En regardant par la fenêtre depuis mon perchoir privilégié dans un bus climatisé, j’ai observé les gens travailler dur et vivre leur vie, alors qu’ils achetaient et vendaient des fruits et légumes, se rendaient à pied à l’école et au travail, ou labouraient leurs terres. Voir la dignité de leurs efforts m’a fait prendre davantage conscience de ma propre parenté avec toute l’humanité ; regarder des kilomètres et des kilomètres est devenu pour moi une sorte de méditation.
Pendant tout ce temps, je n’arrêtais pas de penser : « Que tous les êtres soient heureux, que tous les êtres soient en paix, que tous les êtres soient libres. »
Je suis reconnaissant d’avoir commencé ce pèlerinage avec Bhante.

Des vidéos de l’enseignement de Bhante Buddharakkhita sur le pèlerinage Marcher sur les traces du Bouddha 2026 peuvent être visionnées ici.
Un bref enseignement de Bhante Buddharakkhita : L’arme la plus dangereuse
« Je me souviens que lorsque j’étais étudiant en Inde, j’avais un de mes amis qui disait qu’il y avait trois choses qu’on ne peut jamais changer. Et il a commencé à dire : l’une est une flèche qui roule trop vite. Une fois la flèche lâchée, vous ne pouvez pas l’attraper. Une autre est une opportunité manquée. Une fois qu’il y a une opportunité et que vous la manquez, vous la négligez, vous ne la récupérerez jamais. Une autre est une parole.
Une fois que vous l’avez dit, vous pouvez simplement dire : « D’accord, désolé, désolé ! Mais vous l’avez dit, vous ne pouvez pas le redire. C’est la même chose avec le courrier électronique, vous savez. Au début de l’e-mail, je pense qu’AOL vous laissait (avant) le temps (de) décider si (ou non) vous vouliez l’envoyer. Mais une fois que vous cliquez sur « Envoyer », c’est fait. Vous pouvez peut-être écrire « Je l’ai envoyé par erreur », mais tant pis, il n’est plus là. Vous ne pouvez pas supprimer le courrier envoyé. C’est donc la même chose en parlant, vous ne pouvez pas supprimer les mots que vous avez prononcés.
Connaissez-vous l’arme la plus dangereuse ? C’est le plus doux, mais c’est le plus dangereux.
Le savez-vous ? Vous allez dire, des bombes. Quelle est l’arme la plus dangereuse ? Il est si doux qu’il n’a même pas d’os. (De la salle : « En parlant ! ») Oui, celui-là. C’est le plus dangereux, car une fois que vous dites quelque chose durement, la personne à qui vous avez parlé ne l’oubliera jamais. Vous pouvez ruiner votre relation.
Je vous le dis, (tout ce que vous avez besoin de) dire (c’est) une chose, même si vous avez fait tellement de bonnes choses, juste (dire) un mot (peut faire) tomber le tout. Il y a un dicton : « Vous ne regretterez jamais de garder le silence ».
Bien sûr, le Bouddha n’a jamais approuvé que les gens soient muets et ne parlent pas du tout.
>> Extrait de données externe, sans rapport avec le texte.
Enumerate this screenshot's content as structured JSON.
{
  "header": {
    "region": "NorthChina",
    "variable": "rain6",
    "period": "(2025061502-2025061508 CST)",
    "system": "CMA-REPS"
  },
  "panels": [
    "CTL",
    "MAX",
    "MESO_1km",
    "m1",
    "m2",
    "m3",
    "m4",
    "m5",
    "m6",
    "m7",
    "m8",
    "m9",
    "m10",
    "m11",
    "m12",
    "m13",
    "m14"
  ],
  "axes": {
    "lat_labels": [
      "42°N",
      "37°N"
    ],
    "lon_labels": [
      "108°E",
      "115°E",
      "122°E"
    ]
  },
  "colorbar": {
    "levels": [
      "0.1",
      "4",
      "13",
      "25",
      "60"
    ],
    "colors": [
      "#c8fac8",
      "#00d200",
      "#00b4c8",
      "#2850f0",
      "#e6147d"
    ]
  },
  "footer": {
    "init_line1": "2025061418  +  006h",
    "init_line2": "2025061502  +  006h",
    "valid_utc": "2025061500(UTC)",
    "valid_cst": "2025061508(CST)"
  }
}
Il a dit que lorsque vous vous rencontrez, parlez du dharma ou observez un noble silence. Dans ce cas, il ne parle pas de silence total. Le silence noble, c’est lorsque vous pratiquez la méditation et que vous entrez dans le deuxième jhana, vous avez alors un silence noble. Avant cela, le bavardage intérieur a toujours lieu, même lorsque vous êtes silencieux, un peu comme les applications en arrière-plan du téléphone.
Adapté d’un discours donné par Bhante Buddharakkhita dans la bambouseraie de Rajgir en mars 2026.